Wednesday, March 17, 2021

Sqoop performance improvement

In General, performance tuning in Sqoop can be achieved by:

  • Controlling Parallelism
  • Controlling Data Transfer Process

Controlling Parallelism:

Sqoop works on the MapReduce programming model implemented in Hadoop. Sqoop imports exports data from most relational databases in parallel. The number of map tasks per job determines it’s parallelism. By controlling the parallelism, we can handle the load on our databases and hence its performance. Here are a couple of ways in Sqoop jobs to exploit parallelism:

Changing the number of mappers

Typical Sqoop jobs launch four mappers by default. To optimise performance, increasing the map tasks (Parallel processes) to an integer value of 8 or 16 can show an increase in performance in some databases.

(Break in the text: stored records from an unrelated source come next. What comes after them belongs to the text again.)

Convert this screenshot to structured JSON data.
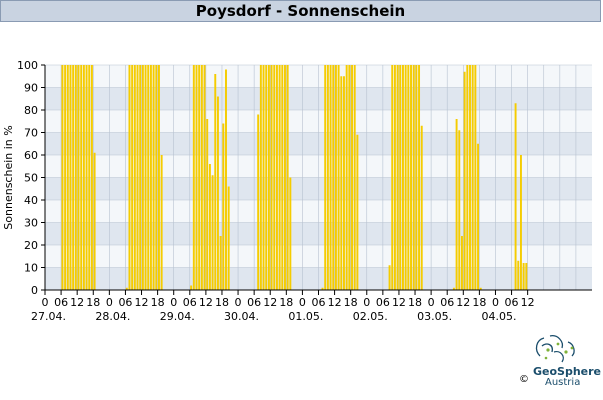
{
  "title": "Poysdorf - Sonnenschein",
  "brand": {
    "name": "GeoSphere",
    "sub": "Austria",
    "copyright": "©"
  },
  "colors": {
    "bar": "#f5cc00",
    "band_dark": "#dfe6ef",
    "band_light": "#f4f7fa",
    "grid": "#b7c2d0",
    "header_bg": "#c9d3e1"
  },
  "chart_data": {
    "type": "bar",
    "title": "Poysdorf - Sonnenschein",
    "ylabel": "Sonnenschein in %",
    "xlabel": "",
    "ylim": [
      0,
      100
    ],
    "y_ticks": [
      0,
      10,
      20,
      30,
      40,
      50,
      60,
      70,
      80,
      90,
      100
    ],
    "x_unit": "hours since 27.04. 00:00",
    "x_range": [
      0,
      204
    ],
    "x_tick_labels": [
      "0",
      "06",
      "12",
      "18",
      "0",
      "06",
      "12",
      "18",
      "0",
      "06",
      "12",
      "18",
      "0",
      "06",
      "12",
      "18",
      "0",
      "06",
      "12",
      "18",
      "0",
      "06",
      "12",
      "18",
      "0",
      "06",
      "12",
      "18",
      "0",
      "06",
      "12"
    ],
    "date_labels": [
      "27.04.",
      "28.04.",
      "29.04.",
      "30.04.",
      "01.05.",
      "02.05.",
      "03.05.",
      "04.05."
    ],
    "interval_minutes": 60,
    "values": [
      0,
      0,
      0,
      0,
      0,
      0,
      100,
      100,
      100,
      100,
      100,
      100,
      100,
      100,
      100,
      100,
      100,
      100,
      61,
      0,
      0,
      0,
      0,
      0,
      0,
      0,
      0,
      0,
      0,
      0,
      1,
      100,
      100,
      100,
      100,
      100,
      100,
      100,
      100,
      100,
      100,
      100,
      100,
      60,
      0,
      0,
      0,
      0,
      0,
      0,
      0,
      0,
      0,
      0,
      2,
      100,
      100,
      100,
      100,
      100,
      76,
      56,
      51,
      96,
      86,
      24,
      74,
      98,
      46,
      0,
      0,
      0,
      0,
      0,
      0,
      0,
      0,
      0,
      0,
      78,
      100,
      100,
      100,
      100,
      100,
      100,
      100,
      100,
      100,
      100,
      100,
      50,
      0,
      0,
      0,
      0,
      0,
      0,
      0,
      0,
      0,
      0,
      0,
      1,
      100,
      100,
      100,
      100,
      100,
      100,
      95,
      95,
      100,
      100,
      100,
      100,
      69,
      0,
      0,
      0,
      0,
      0,
      0,
      0,
      0,
      0,
      0,
      0,
      11,
      100,
      100,
      100,
      100,
      100,
      100,
      100,
      100,
      100,
      100,
      100,
      73,
      0,
      0,
      0,
      0,
      0,
      0,
      0,
      0,
      0,
      0,
      0,
      1,
      76,
      71,
      24,
      97,
      100,
      100,
      100,
      100,
      65,
      1,
      0,
      0,
      0,
      0,
      0,
      0,
      0,
      0,
      0,
      0,
      0,
      0,
      83,
      13,
      60,
      12,
      12
    ]
  }
}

By using the -m or --num-mappers parameter we can set the degree of parallelism in Sqoop. Changing the number of mappers to 10 for example:

sqoop import  
--connect jdbc:mysql://mysql.example.com/sqoop \
--username sqoop \
--password sqoop \
--table cities \
--num-mappers 10

A few things to keep in mind is that the number of map tasks should be less than the maximum number of parallel database connections possible. The increase in the degree of parallelism should be lesser than that which is available within your MapReduce cluster.

Split By Query

When performing parallel imports, Sqoop needs a criterion by which it can split the workload. Sqoop uses a splitting column to split the workload. By default, Sqoop will identify the primary key column (if present) in a table and use it as the splitting column. The low and high values for the splitting column are retrieved from the database, and the map tasks operate on evenly-sized components of the total range.

The --split-by parameter splits the column data uniformly on the basis of the number of mappers specified. The syntax for --split-by is given by:

sqoop import  
--connect jdbc:mysql://mysql.example.com/sqoop \
--username sqoop \
--password sqoop \
--table cities \

--split-by city_id 

Custom Boundary Queries

As seen before split-by uniformly distributes the data for import. If the column has non-uniform values, boundary-query can be used if we do not get the desired results while using the split-by argument alone.

Ideally, we configure the boundary-query parameter with the min(id) and max(id) along with the table name.

sqoop import \
--connect jdbc:mysql://mysql.example.com/sqoop \
--username sqoop \
--password sqoop \
--query 'SELECT normcities.id, \
countries.country, \
normcities.city \
FROM normcities \
JOIN countries USING(country_id) \
WHERE $CONDITIONS' \
--split-by id \
--target-dir cities \
--boundary-query "select min(id), max(id) from normcities"

Here $CONDITIONS is used internally by Sqoop and will be expanded to pick the min and max id of the cities table to split the data. By using custom values, efficient partitions are derived splitting the data resulting in performance improvement in general.